3. Whats in your Startup?
You don’t really need many of the programs running every time you start your PC. Many programs nowadays wants to run their own little process to automatically check for updates. These things slow your PC down when added all up and your resources can be used during gaming. (Note that if you use Razer Game Booster, this section may be unnecessary)
You can stop third party non essential services from running every time you start up your PC by doing the following:
a. go to the “run” dialogue window. you can hit the Windows Key and “r” at the same time or access it through the start menu. If you click “Start” and do not see it, then right click your start button and choose “properties”. Click in the “Start Menu” tab at the top middle of the window and then click the “customize” button in the upper right. In the new window that appears scroll down until you see “Run command” tick the box and click “ok”. Windows 8 users click here.

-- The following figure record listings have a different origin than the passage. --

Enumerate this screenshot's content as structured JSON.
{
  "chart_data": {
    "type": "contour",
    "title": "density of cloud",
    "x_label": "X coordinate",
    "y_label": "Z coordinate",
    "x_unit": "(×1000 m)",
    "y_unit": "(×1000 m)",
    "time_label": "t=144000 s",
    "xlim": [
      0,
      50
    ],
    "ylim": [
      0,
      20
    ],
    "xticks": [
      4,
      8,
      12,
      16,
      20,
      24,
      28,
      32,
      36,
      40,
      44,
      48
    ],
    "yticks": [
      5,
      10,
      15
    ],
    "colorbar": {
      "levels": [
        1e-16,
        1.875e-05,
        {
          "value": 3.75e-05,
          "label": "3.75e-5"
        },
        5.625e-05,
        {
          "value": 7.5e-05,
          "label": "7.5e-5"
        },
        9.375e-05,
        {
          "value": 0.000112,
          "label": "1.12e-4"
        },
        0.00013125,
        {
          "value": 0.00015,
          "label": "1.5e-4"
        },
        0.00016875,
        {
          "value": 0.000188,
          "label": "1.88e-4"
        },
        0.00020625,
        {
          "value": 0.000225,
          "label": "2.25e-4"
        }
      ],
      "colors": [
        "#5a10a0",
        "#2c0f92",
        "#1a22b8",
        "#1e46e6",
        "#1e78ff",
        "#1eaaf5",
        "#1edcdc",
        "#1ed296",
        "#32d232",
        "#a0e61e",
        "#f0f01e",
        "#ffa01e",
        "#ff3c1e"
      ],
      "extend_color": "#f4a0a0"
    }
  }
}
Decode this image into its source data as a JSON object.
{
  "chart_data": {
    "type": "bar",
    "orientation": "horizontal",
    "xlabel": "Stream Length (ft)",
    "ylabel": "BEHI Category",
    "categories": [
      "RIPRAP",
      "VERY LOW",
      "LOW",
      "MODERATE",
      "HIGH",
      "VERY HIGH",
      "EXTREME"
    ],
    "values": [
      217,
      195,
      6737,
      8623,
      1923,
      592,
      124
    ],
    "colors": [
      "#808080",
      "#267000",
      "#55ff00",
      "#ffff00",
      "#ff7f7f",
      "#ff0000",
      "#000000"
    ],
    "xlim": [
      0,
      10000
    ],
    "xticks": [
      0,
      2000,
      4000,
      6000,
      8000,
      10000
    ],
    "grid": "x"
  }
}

b. Type in “msconfig” (without the quotes) and hit enter (or click “ok”).
c. Click the “Services” Tab and Make sure the “Hide all Microsoft services” is checked. You can click “Disable all” however I recommend that you uncheck all of them one by one. Use Google to make sure you’re not shutting off software thats used by your graphics card for example, but for the most part unchecking everything here (note no Microsoft services should be altered) should have no adverse effects on your PC.
4. Pretty stuff
Windows has some nice visual themes that can use up resources – especially when you aren’t taking advantage of them. There are two ways to deal with this.
a. You can go to Performance Options under System properties and adjust for best performance. This disables all of the fancy stuff all of the time.
Start -> right click ‘computer’ -> click ‘properties’ -> Click ‘Advanced system settings’ -> click advanced tab -> click ‘settings’ button in the ‘Performance’ section.
b. You can find your game executable and right click it and choose ‘Properties’ . Go to the ‘Compatibility’ Tab and under settings place a check mark in “Disable Visual Themes” & ” Disable Desktop Composition”. This method will only turn off those things while the game is launched.
And there you go. With just a little knowledge you can make sure that your PC is optimized for that next raid or the clan match for bragging rights.